A compromise that appeared likely to end the bitter fight over the role of the Federal Trade Commission emerged yesterday after a meeting between congressional negotiators and President Carter.
Under the plan, the FTC could continue a number of major investigations, but would be forced to revise its controversial probe of television advertising directed at children.
The latest compromise, approved unanimously late yesterday by House conferees, would temporarily suspend the FTC's current children's advertising probe, but would permit the commission to vote to reopen it.
However, the FTC could only reopen the so-called "kid vid" case under a standard covering "false and deceptive" advertising, limiting the probe to advertising that is essentially inaccurate rather than misleading.
The FTC, under the compromise, would be able to conclude its rulemaking proceeding into pricing practices by the funeral industry, and its antitrust investigation of Sunkist, the giant agricultural cooperative, under some limitations.

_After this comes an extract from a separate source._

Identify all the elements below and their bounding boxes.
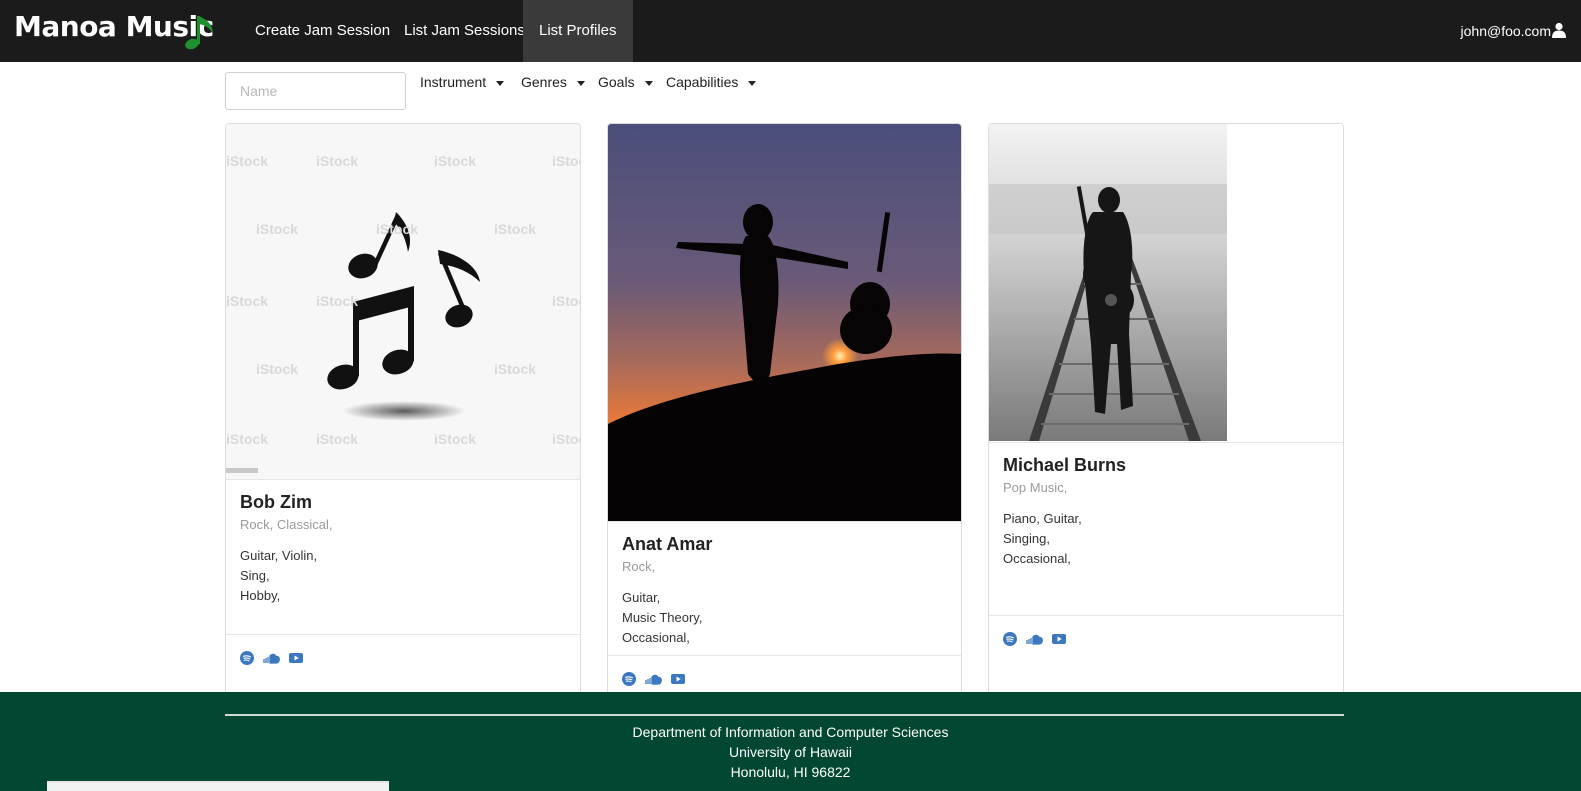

The commission could also conclude an inquiry into the product and performance standards set by private industry boards, also under new limits imposed by Congress.
But the FTC would be forced to withdraw its petition to designate the Formica trademark as a "generic" product name which would be used by all suppliers.
Although the compromise must be approved by the full House and Senate, negotiators for the two houses said yesterday that the four-year-long struggle appeared over.
Sources said that yesterday's early-morning White House meeting set the stage for development of the latest compromise plan. President Carter took what sources called a "tough" position against Congressional actions to gut existing cases and complained frequently about his ideological problems about the two-house legislative veto, whic appears certain to emerge from the conference committee.
But rep. James Broyhill (R-N.C.), the ranking minority member of the House Commerce committee, insisted after the meeting of the House conferees that Carter "is just not going to get everything he wants.
"Presidents make a lot of statements like that, but they have to compromise," Broyhill said.
But FTC officials, including Chairman Michael Pertschuk, went out of their way to praise Carter's role in building an apparent concensus. "The American consumer and the FTC owe the president an enormous debt," Pertschuk said.
How the compromise would ultimately affect the Ftc's inquiry into children's television advertising was not clear yesterday.
Ftc sources said they believe the agency can pursue its case against "kid vid" advertising under the requirements of the compromise, since the advertising claims the FTC is concerned about can be attacked as "deceptive" as well as "unfair."
Nevertheless, lobbying continued throughout the day yesterday to tailor the final language of the bill in a way to block the FTC's "kid vid" case. Lobbyists for the sugar products industry were trying to have the children's advertising inquiry labeled "fundamentally flawed" in the final FTC bill, and require the commission to reopen the inquiry for further testimony.
Ford, the leading critic of the "kid vid" inquiry, said Congress would hold hearings to define the FTC's authority to regulate "unfair" advertising, noting that no new investigations on those grounds could be begun for three years. He said he thought that other industry groups that had feared becoming targets of such FTC actions would be reassured by the compromise.
Packwood, however, was disappointed by the outcome of the "kid vid" compromise. "Three principal groups want this bill changed -- the advertising industry itself, sugar and tobacco. They're getting their way," he said.
Another new proposal which surfaced in the House agreement called for the establishment of a panel composed of representatives of the FTC, and the Department of Agriculture and Justice to monitor FTC regulation of agricultural cooperatives. Lobbyists for cooperatives have argued that the FTC has no authority to regulate cooperatives such as Sunkist.